Why You Should Manage and Save Your Data
Having a data management plan shows a commitment to data sharing as an added objective to your research or project. Federal agencies require data management plans, and almost all of them have a data sharing policy. Many agencies have subdivisions that have additional requirements. Private funders also are beginning to implement data sharing requirements. It is important to assess the needs of the funding agency and tailor your data management plan accordingly.
Data Management Plans
Your data management plan should address the following:
- Describe your hardware architecture you will use to store your data.
- What is your plan for backups and disaster recovery? Will there be off-site copies of the data and how often will it be refreshed?
- What are the plans for handling sensitive data to ensure that regulations will be followed as appropriate for HIPAA, FERPA, Export Control Data, etc.?
- When will public access be provided?
- Describe your server platform and application/software for providing this access.
- Describe how the server will be secured?
- Are you prepared to monitor software updates, apply software patches, monitor logs for illegitimate/illegal access, and manage firewalls? If not, will someone else be responsible for hardware and software management? Who?
- Describe the resources you will commit to for long-term sustainability and scalability after the project funding has expired.
Choosing a Data Repository
Before you choose a data repository, consider the following:
- The subject(s) the repository will allow in their system.
- Your funding agencies may have a specific repository for your datasets.
- The journals in which you will be publishing may have a specific repository for your datasets or require it be in an open access repository, e.g. PLoS.
- Your scholarly society and colleagues may already be depositing datasets in a repository. Ask them.
- If you were required to write a data management plan to include with your grant proposal, what did you say you about sharing your research data?
- Check out the cost for using the repository. Do you have the funding to cover it? The cost to deposit and/or the maintenance fees depends on the repository. Not all repositories will charge to deposit your research data. If it is a repository requiring membership, then either the researcher must belong or the researcher's institution must belong.

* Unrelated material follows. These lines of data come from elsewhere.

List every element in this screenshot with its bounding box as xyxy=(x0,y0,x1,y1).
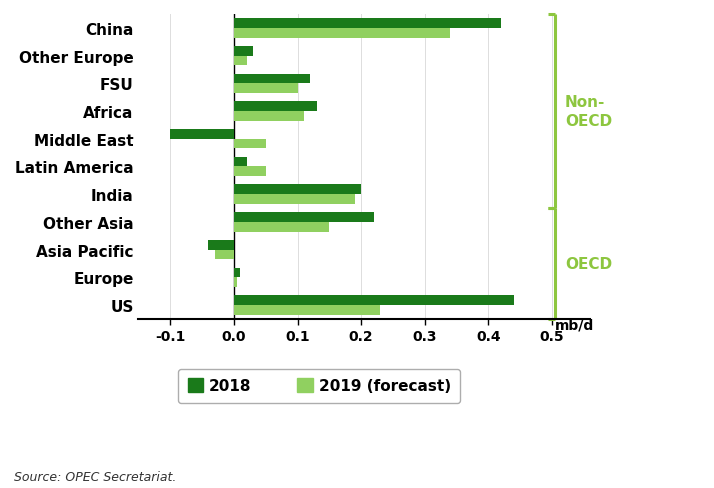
Bar xyxy=(234,19,501,29)
Bar xyxy=(234,185,361,195)
Bar xyxy=(234,305,381,315)
Bar xyxy=(234,268,241,278)
Bar xyxy=(234,296,514,305)
Bar xyxy=(234,140,266,149)
Bar xyxy=(171,130,234,140)
Text: mb/d: mb/d xyxy=(555,318,595,332)
Bar xyxy=(234,74,311,84)
Bar xyxy=(234,102,316,112)
Bar xyxy=(208,240,234,250)
Bar xyxy=(234,223,329,232)
Bar xyxy=(234,112,304,122)
Bar xyxy=(234,29,451,39)
Text: Non-
OECD: Non- OECD xyxy=(565,95,612,128)
Bar xyxy=(234,213,374,223)
Bar xyxy=(234,278,237,287)
Bar xyxy=(234,167,266,177)
Bar xyxy=(234,47,253,57)
Text: Source: OPEC Secretariat.: Source: OPEC Secretariat. xyxy=(14,470,176,483)
Bar xyxy=(234,195,355,204)
Bar xyxy=(234,157,246,167)
Legend: 2018, 2019 (forecast): 2018, 2019 (forecast) xyxy=(178,369,460,403)
Bar xyxy=(234,57,246,66)
Bar xyxy=(234,84,298,94)
Text: OECD: OECD xyxy=(565,256,612,271)
Bar xyxy=(215,250,234,260)
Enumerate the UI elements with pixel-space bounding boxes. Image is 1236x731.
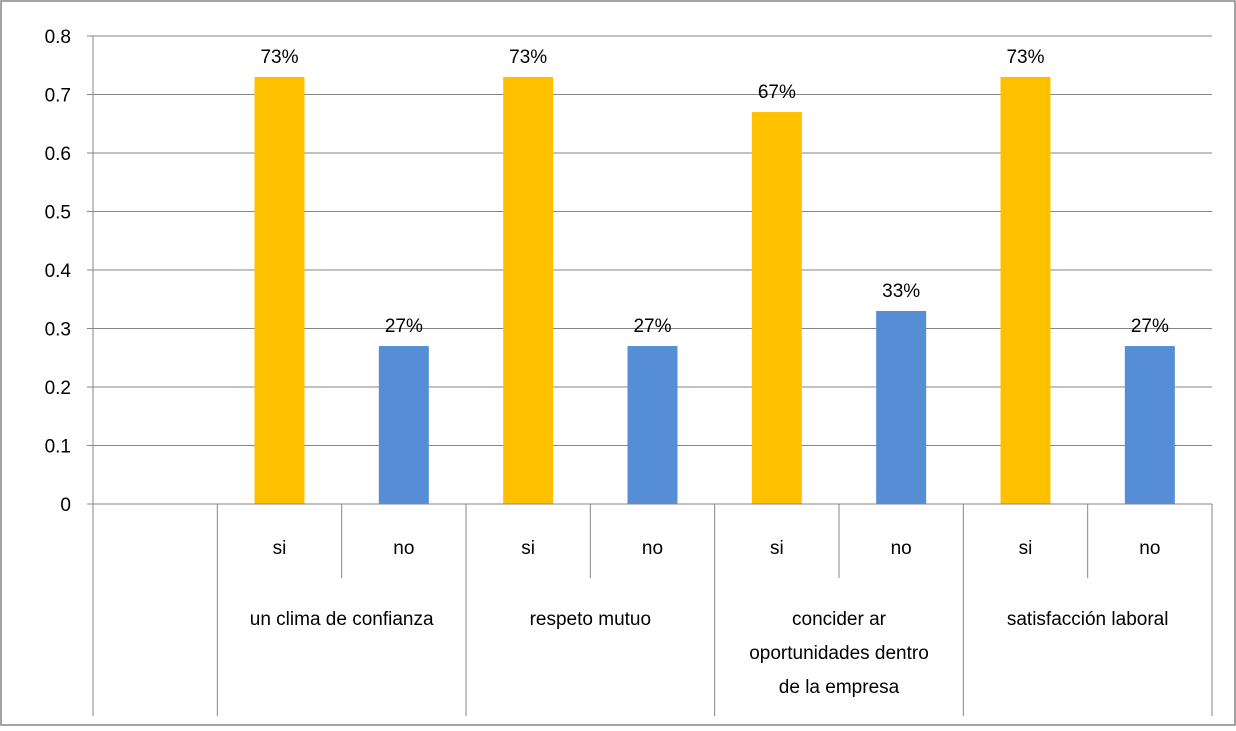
bar-si: [503, 76, 554, 504]
bar-si: [751, 112, 802, 505]
y-tick-label: 0: [60, 495, 71, 516]
data-label: 27%: [633, 316, 671, 337]
data-label: 73%: [260, 47, 298, 68]
data-label: 27%: [385, 316, 423, 337]
axes: 0 0.1 0.2 0.3 0.4 0.5 0.6 0.7 0.8 si no si no si no si n…: [45, 27, 1213, 716]
data-label: 73%: [1006, 47, 1044, 68]
y-tick-label: 0.6: [45, 144, 71, 165]
category-label: no: [393, 538, 414, 559]
data-label: 33%: [882, 281, 920, 302]
y-tick-label: 0.3: [45, 320, 71, 341]
group-label: de la empresa: [779, 677, 900, 698]
bar-si: [254, 76, 305, 504]
category-label: si: [273, 538, 287, 559]
category-label: si: [521, 538, 535, 559]
data-label: 73%: [509, 47, 547, 68]
y-tick-label: 0.7: [45, 86, 71, 107]
group-label: respeto mutuo: [530, 609, 651, 630]
bar-no: [627, 346, 678, 504]
y-tick-label: 0.5: [45, 203, 71, 224]
y-tick-label: 0.8: [45, 27, 71, 48]
y-tick-label: 0.1: [45, 437, 71, 458]
y-tick-label: 0.2: [45, 378, 71, 399]
bars: [254, 76, 1175, 505]
category-label: si: [770, 538, 784, 559]
data-label: 67%: [758, 82, 796, 103]
y-tick-label: 0.4: [45, 261, 72, 282]
group-label: concider ar: [792, 609, 887, 630]
bar-no: [378, 346, 429, 504]
group-label: satisfacción laboral: [1007, 609, 1169, 630]
group-label: oportunidades dentro: [749, 643, 929, 664]
category-label: no: [891, 538, 912, 559]
category-label: si: [1019, 538, 1033, 559]
bar-no: [876, 310, 927, 504]
data-label: 27%: [1131, 316, 1169, 337]
category-label: no: [1139, 538, 1160, 559]
bar-si: [1000, 76, 1051, 504]
category-label: no: [642, 538, 663, 559]
bar-no: [1124, 346, 1175, 504]
group-label: un clima de confianza: [250, 609, 434, 630]
data-labels: 73% 27% 73% 27% 67% 33% 73% 27%: [260, 47, 1168, 337]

- Check to see if the repository is able to preserve (not just backing up) your datasets. Does it have the technology and policy in place for preservation to ensure your datasets will be maintained for use in the future?

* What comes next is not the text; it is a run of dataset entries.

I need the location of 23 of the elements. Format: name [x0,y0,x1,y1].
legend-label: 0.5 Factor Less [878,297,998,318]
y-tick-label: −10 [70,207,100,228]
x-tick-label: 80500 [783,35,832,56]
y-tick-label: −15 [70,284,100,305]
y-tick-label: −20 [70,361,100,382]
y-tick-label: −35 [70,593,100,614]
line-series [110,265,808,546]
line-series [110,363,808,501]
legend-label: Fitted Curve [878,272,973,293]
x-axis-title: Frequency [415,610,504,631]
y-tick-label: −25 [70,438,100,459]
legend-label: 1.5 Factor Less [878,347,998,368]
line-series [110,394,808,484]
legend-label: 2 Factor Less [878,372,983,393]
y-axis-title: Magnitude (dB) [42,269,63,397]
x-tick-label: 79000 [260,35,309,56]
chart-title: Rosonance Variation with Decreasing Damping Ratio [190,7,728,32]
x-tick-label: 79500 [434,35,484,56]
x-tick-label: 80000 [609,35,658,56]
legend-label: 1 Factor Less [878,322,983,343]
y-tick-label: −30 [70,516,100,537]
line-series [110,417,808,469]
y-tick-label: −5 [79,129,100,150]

- Check out the metadata and vocabulary requirements being used by the repository. This information should include enough information about how the project was conducted so that it can be replicated. Your discipline may have already developed a standard vocabulary.
- Check out what file formats are acceptable. The repository may have additional restrictions.
- Check to make sure the datasets receive persistent identifiers, PIDs to identify the dataset. A DOI is the most commonly used PID for datasets and publications. PIDs are used to link the datasets with the publications.
- Check to see if your datasets can be restricted to specific users, if it is sensitive data. Can the datasets be restricted for a specific time period?
- Does the repository provide information on how to cite data reused by others? If you are doing all the work, check to see if you receive that credit.